Jay Bridge is an artist, he has an artist’s way of looking at wood and metal and the things he fixes, he looks at them, thinks about them. Driving home for lunch, he though we ought to replace the wood in the big barn from the top of the windows down. Some of the wood is worn by time, some by the donkeys gnawing on it in winter, when they have nothing else to chew. We bring them toys and pieces of bark and twigs, but this winter was rough, the ground was covered in ice and snow and they could hardly move away from the farm.
Jay suggests that we put a fence up to keep them away and we will do that. I thought there was something evocative about watching Jay cutting and trimming his hemlock, patching the worst holes. We can’t handle replacing the side of the barn right now (last year he replaced our front porch, which was rotting away) but perhaps in the Spring.
Things are coming together for the Fall and then, of course, Winter. We have four cords of firewood, we need two or three more to feed our two wood stoves. We are assuming this winter will be hard and cold as well. That seems to be the new pattern. We have about 125 bales of hay in the barn, we can always get more if we need more.
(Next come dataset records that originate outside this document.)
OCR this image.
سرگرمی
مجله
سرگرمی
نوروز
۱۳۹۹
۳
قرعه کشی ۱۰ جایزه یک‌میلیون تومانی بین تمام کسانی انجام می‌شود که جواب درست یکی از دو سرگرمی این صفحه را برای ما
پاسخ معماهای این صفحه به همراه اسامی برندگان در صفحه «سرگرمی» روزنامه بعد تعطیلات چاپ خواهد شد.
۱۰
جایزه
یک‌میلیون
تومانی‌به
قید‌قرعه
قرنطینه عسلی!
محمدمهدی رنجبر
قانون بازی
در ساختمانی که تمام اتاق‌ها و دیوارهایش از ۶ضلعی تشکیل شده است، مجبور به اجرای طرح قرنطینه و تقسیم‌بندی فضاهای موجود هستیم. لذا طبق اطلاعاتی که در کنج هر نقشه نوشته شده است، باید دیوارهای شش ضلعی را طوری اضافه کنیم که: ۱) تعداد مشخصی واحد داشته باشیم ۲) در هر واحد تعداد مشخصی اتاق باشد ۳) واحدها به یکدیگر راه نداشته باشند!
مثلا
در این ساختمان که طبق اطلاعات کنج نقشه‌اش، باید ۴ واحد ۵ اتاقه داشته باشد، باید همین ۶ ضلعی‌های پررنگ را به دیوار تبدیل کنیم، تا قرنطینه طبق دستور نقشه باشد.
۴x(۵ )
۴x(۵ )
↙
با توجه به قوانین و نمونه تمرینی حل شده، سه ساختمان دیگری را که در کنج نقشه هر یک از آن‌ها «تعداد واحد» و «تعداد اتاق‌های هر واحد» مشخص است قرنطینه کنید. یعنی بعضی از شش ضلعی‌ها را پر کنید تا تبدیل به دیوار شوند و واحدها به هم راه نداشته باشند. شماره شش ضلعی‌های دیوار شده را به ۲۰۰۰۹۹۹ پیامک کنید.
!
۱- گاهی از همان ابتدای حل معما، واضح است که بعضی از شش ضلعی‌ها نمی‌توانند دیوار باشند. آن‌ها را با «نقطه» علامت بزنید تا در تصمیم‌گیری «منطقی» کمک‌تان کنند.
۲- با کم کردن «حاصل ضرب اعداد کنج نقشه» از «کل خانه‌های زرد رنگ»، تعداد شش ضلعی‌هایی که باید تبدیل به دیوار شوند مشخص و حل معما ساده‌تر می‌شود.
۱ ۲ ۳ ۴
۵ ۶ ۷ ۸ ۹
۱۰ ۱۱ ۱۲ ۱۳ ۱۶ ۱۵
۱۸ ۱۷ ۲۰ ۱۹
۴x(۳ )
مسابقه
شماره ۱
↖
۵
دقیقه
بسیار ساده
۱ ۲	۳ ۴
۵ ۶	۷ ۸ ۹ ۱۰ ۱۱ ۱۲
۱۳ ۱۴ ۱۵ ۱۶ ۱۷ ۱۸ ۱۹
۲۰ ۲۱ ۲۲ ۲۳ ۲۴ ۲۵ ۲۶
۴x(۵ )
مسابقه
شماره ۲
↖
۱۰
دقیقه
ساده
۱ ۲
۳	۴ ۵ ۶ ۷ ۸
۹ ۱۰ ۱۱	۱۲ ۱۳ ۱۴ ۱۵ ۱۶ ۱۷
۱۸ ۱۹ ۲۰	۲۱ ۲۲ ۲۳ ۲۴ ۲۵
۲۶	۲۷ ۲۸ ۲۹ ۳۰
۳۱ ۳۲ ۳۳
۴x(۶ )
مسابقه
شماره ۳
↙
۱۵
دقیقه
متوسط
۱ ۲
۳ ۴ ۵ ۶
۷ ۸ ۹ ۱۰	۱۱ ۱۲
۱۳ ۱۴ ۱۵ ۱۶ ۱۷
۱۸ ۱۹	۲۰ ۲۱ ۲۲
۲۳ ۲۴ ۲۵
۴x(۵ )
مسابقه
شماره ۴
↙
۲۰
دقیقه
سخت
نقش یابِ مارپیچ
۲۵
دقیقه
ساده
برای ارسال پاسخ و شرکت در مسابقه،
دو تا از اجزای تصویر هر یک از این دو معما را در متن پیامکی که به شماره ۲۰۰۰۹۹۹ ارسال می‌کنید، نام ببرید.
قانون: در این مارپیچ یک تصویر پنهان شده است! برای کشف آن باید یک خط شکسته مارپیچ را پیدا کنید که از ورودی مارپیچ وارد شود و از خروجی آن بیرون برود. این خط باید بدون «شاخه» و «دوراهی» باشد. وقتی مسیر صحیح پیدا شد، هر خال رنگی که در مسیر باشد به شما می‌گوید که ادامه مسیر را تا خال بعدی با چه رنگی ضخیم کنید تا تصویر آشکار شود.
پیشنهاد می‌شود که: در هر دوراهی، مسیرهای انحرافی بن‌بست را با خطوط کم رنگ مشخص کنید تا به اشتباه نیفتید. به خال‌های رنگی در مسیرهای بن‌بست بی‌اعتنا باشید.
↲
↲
In a few weeks, I’ll ask Tyler to come by and start stacking the wood in the shed – we’d like to give it some more time in the sun. Jay will also insulate the pipes in the basement to hopefully forestall another ground freeze like the one that knocked out our frost free water line in February, the same week Joshua Rockwood’s water froze on his farm.
In my county, the police don’t come and arrest you when winter hits like that, they come by to help if they can. We are lucky to have Jay, he is an intelligent, thoughtful and well-traveled man. He loves what he does, he loves to work with his hands, he loves to work by himself. I felt like I was in an old English village today, watching him work with his wood and saws and cords and measuring tapes.